Una bambina profuga estratta da un vagone carico d'argilla in cui si era nascosta in Bosnia - Border Violence Monitor
Non fuggono dal Covid, ma dai campi di prigionia e dalle misure repressive messe in campo con il pretesto della tutela della salute pubblica. Fuggono anche dall’asse di Visegrad, condannato ieri in via definitiva dalla Corte di giustizia dell’Ue, che ha giudicato non conforme ai trattati i “muri” di Polonia, Ungheria e Repubblica Ceca, sordi ai richiami della redistribuzione dei migranti. La rotta balcanica non è mai stata facile per i senza patria che l’attraversano. La riprova è arrivata dalla Corte del Lussemburgo, chiamata a decidere sulle scelte dei tre Paesi membri giudicati colpevoli di non aver accettato profughi da Italia e soprattutto Grecia, come stabilito dal programma avviato nel 2015. «Rifiutando di conformarsi al meccanismo temporaneo di ricollocazione di richiedenti protezione internazionale» il gruppo di Visegrad è venuto meno «agli obblighi incombenti in forza del diritto dell’Unione», hanno scritto i giudici.
«La Corte è stata cristallina quanto alla responsabilità degli Stati membri. Adesso – ha annunciato la presidente della Commissione, Ursula von der Leyen – ci stiamo attivando per redigere il patto sulle migrazioni che presenteremo dopo Pasqua».
Non sarà facile fare dei passi avanti. I progetti dell’Ue dovranno fare i conti anche con i “pieni poteri” del magiaro Viktor Orbán e dei suoi emuli nei dintorni. Il timore per il coronavirus è giustificato, specie in Paesi che non godono di un efficiente servizio sanitario. Ma le risposte vengono contestate dalle organizzazioni umanitarie internazionali, preoccupate dalla diffusa spinta all’autoritarismo.
A Sarajevo la polizia da giorni sta confinando i migranti in un centro di detenzione alla periferia della capitale. Vengono bloccati lungo le strade e trasportati a forza. La prossima settimana analoghi rastrellamenti verranno condotti nell’area di Bihac, al confine con la Croazia. «Costringere persone, molte delle quali già vulnerabili, a stare in una tendopoli allestita in tutta fretta in una zona remota, senza assicurare forniture adeguate di acqua né di servizi igienico–sanitari e senza garantire spazi per l’auto–isolamento o l’accesso a cure mediche è una decisione inumana che faciliterà il rischio di infezioni e di decessi evitabili», ha dichiarato Massimo Moratti, vicedirettore delle ricerche sull’Europa di Amnesty International. Circa 4.100 persone si trovano nei centri temporanei di accoglienza gestiti dall’Organizzazione internazionale per le migrazioni (Oim), altri 3.000 vivono nascosti in tuguri e case abbandonate, per strada o nei boschi.
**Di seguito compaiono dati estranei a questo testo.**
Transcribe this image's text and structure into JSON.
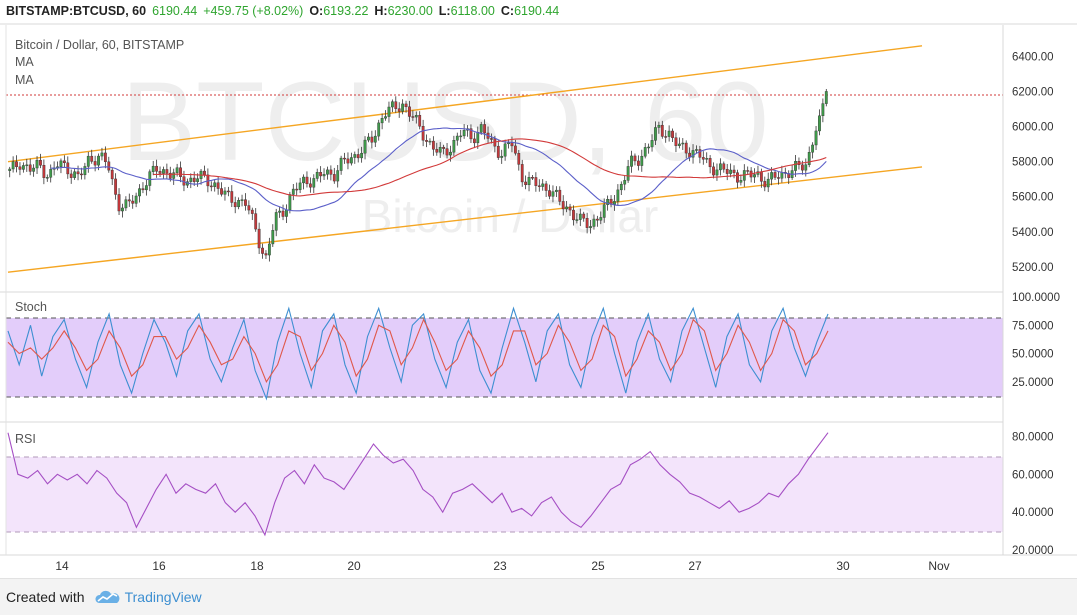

C’è chi per sottrarsi alle retate ha rischiato di morire sepolto sotto un cumulo terriccio. Come la bambina di 5 anni che si era nascosta nell’ammasso di fango di un vagone ferroviario carico di argilla rintracciato ad Harmica, in Croazia. Gli agenti bosniaci l’hanno estratta ancora viva poco prima che il convoglio si mettesse in marcia, salvando anche i genitori e due fratelli. Neanche il tempo di dargli da bere e sono stati respinti in Serbia.
La Romania resta il Paese dei Balcani con il maggior numero di contagi. Gli ultimi riportano 2.460 casi, 252 guariti e 86 i decessi dichiarati. In Slovenia i casi noti sono 841 e almeno un centinaio di essi sono medici e infermieri. In Macedonia del Nord si contano 354 contagi, con 11 decessi, e in Kosovo i casi sono 112, altri 120 in Montenegro.
Gli abusi delle autorità sono aggravati anche dalla lotta contro il tempo per fermare il contagio. I legali di “Border violence monitor” stanno documentando con testimonianze e prove fotografiche quale trattamento subiscono i profughi. La fine dell’inverno, infatti, ha riaperto i percorsi lungo i sentieri più impervi, prima coperti di neve. Lividi su tutto il corpo, scorticature, ustioni da Taser, la pistola per le scariche elettriche in dotazione agli agenti in Grecia e Macedonia. Proprio in territorio ellenico il campo di raccolta a Ritsona, nel nord del Paese, è stato posto in quarantena per 14 giorni dopo che sono stati confermati casi di positività al Coronavirus. Nel reticolato si trovano 3mila persone, in gran parte intenzionate a proseguire la traversata verso la Macedonia del Nord o l’Albania. Ma Atene deve vedersela soprattutto con gli oltre 40mila profughi ammassati sulle isole, con la preoccupazione che un focolaio di Covid–19, dato oramai per imminente, sarebbe una catastrofe.